La merde, un sujet tabou ?
Voici un texte de Friedensreich Hundertwasser publié dans la revue Adbusters (numéro de mars/avril 2011). Il y est question de la merde d'un point de vue écologique. La version française du texte se trouve un peu plus bas. La traduction n'est pas mon métier, il s'agit d'une traduction amateur. Que les anglicistes me pardonnent les approximations.
The holy shit
It took millions of years for vegetation to cover the
sludge and toxic substances with a layer of humus,
a layer of vegetation and a layer of oxygen, so that
humans can live on earth.
And now ungrateful humans are bringing the sludge
and toxic substances – which have been covered with
tedious cosmic effort -back up to the surface.
In this way, through the misdeeds of the irresponsible
human species, the end of the world is becoming the
beginning of all time. We are committing suicide. Our
cities are carcinomas.
We don't eat what grows near us – we import food from
far away, from Africa, America, China and New Zealand.
We don't keep our shit. Our rubbish, our waste is
flushed far away. We are poisoning rivers, lakes and
oceans with it, or we transport it to complicated
and expensive purification plants, or more rarely to
centralized composting facilities. In other cases, our
waste is destroyed. The shit never returns to our fields,
and neither does it return to where our food comes from.
The cycle by which food becomes shit is functionning.
The cycle by which shit becomes food is broken.
Whenever we flush our toilets, with the conviction
that we are performing a hygienic act, we are breaking
cosmic laws, because in reality it is a godless act, a
sacrilegious gesture of death.
When we go to the toilet, lock it from the inside and
flush away our shit, we are trying to put an end to
something. What are we ashamed of ? What are we
afraid of ? We repress what happens to our shit, just
as we repress death. The toilet hole appears to us
like the gate to death ; we try to get away from it as
quickly as possible, forget as quickly as possible about
the rottenness and decay. However, it is exactly the
opposite ! It is with shit that life first begins.

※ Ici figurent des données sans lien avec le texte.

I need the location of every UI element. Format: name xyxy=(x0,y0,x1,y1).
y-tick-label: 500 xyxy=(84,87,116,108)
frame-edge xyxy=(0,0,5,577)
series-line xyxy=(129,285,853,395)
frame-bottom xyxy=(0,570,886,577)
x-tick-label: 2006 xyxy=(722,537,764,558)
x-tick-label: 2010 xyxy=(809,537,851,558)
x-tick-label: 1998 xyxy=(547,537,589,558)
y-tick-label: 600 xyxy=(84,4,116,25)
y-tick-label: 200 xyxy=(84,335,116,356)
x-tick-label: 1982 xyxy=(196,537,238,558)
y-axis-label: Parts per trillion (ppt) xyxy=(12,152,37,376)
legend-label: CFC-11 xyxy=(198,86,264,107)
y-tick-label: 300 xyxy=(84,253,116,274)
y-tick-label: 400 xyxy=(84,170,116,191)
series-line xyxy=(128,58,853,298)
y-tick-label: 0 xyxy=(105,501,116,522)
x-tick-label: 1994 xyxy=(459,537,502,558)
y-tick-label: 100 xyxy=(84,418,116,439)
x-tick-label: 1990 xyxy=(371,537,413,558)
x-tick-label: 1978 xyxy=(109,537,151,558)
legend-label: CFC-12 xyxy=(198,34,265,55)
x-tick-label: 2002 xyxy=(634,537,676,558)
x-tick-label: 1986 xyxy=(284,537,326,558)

Friedensreich Hundertwasser
Sainte Merde
Il a fallu des millions d'années pour que la végétation recouvre
limons et substances toxiques d'une couche d'humus,
d'une couche de végétation et d'une couche d'oxygène, pour qu'enfin
les humains puissent vivre sur terre.
Et voilà que les ingrats d'humains font remonter limons
et substances toxiques – qui furent recouverts par un
laborieux effort cosmique – à la surface de la terre.
Ainsi, c'est au travers des méfaits de cette humanité
irresponsable, que la fin de monde devient le commencement
de tous les temps. Nous sommes en train de commettre un suicide.
Nos villes sont des tumeurs cancéreuses.
Nous ne mangeons pas ce qui pousse près de chez nous
- nous importons de très loin notre nourriture,
d' Afrique, d'Amérique, de Chine et de Nouvelle-Zélande.
Nous ne gardons pas notre merde. Nos ordures, nos déchets
sont évacués au loin. Avec eux, nous contaminons fleuves, lacs
et océans ou bien nous les transportons vers de complexes et
couteuses usines de traitements ou plus rarement encore vers
des unités centralisées de compostage. Dans d'autres cas, nos
déchets sont détruits. Jamais la merde ne retourne aux champs,
elle ne retourne pas non plus d'où provient notre nourriture.
Le cycle par lequel la nourriture devient merde continue de fonctionner.
Le cycle par lequel la merde devient nourriture, lui ne fonctionne plus.
Chaque fois que nous tirons la chasse d'eau, avec la conviction
que nous faisons un geste salubre, nous violons
les lois cosmiques, car en fait il s'agit d'un acte impie,
un acte sacrilège de mort.
Lorsque nous nous rendons aux toilettes, nous enfermons de l'intérieur
et évacuons notre merde, nous essayons de mettre fin à quelque chose.
De quoi avons-nous honte ? De quoi avons-nous peur ?
Nous refoulons ce qui arrive à notre merde tout
comme nous refoulons la mort. Le trou des toilettes nous apparaît comme
la lucarne de la mort. Nous tentons de nous en éloigner le plus rapidement
possible, d'oublier tout aussi promptement l'état de pourriture et
décomposition. Pourtant, c'est exactement le contraire !
Originellement, c'est avec la merde que la vie commença.